🤖 AI Summary
This study addresses the challenge of improving parameter estimation accuracy in a target population when individual-level data are unavailable and substantial heterogeneity exists across populations. The authors propose dShrink, a closed-form, tuning-free transfer estimation method that leverages only summary statistics from both the target and external populations—without requiring individual data, explicit modeling assumptions, or covariance matrices. Its key innovations lie in a heterogeneity-adaptive shrinkage strategy and a multi-source information fusion mechanism. Theoretically, dShrink guarantees a lower mean squared error than estimators based solely on target data. Extensive simulations and real-data analyses demonstrate that dShrink substantially enhances estimation accuracy when populations are similar or underlying parameters are near zero, while maintaining robustness under arbitrary heterogeneity structures.
📝 Abstract
Knowledge transfer across data sources holds great promise for improving the estimation of target population parameters by leveraging the growing availability of data from different sources. However, the effectiveness of knowledge transfer is often challenged by the complex and pervasive heterogeneity between data sources and the lack of access to individual-level data. This paper proposes the divide-and-shrink (dShrink) method, a transfer estimation method that estimates target population parameters in a closed form using summary statistics from a target population and some external source populations while accounting for population heterogeneity.

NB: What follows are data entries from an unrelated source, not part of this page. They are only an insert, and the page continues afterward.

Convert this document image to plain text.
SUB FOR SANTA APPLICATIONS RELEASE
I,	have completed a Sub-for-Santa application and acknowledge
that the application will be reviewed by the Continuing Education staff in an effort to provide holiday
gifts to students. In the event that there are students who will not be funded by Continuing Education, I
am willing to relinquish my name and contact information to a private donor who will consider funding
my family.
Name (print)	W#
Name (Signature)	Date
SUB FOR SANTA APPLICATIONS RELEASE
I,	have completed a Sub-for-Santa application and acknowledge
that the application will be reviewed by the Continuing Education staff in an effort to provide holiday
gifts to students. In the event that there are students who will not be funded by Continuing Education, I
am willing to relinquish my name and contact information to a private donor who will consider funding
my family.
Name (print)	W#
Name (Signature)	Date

The dShrink estimator is guaranteed to outperform the estimator based solely on the target population in terms of expected quadratic error under arbitrary population heterogeneity. The gain can be substantial when the target and source populations are similar, or the underlying true parameter values are near zero. Notably, dShrink is model-free, requires no user-specified tuning parameters, robust to various types of heterogeneity between data sources, and applies to a broad range of parameter estimation problems. dShrink remains effective even when the covariance matrix is not accessible for the external summary statistics and offers flexibility in incorporating side information and summary statistics from multiple source populations. Simulations and real data analyses demonstrate the superior performance of the dShrink estimator and its potential as a robust tool for transfer estimation.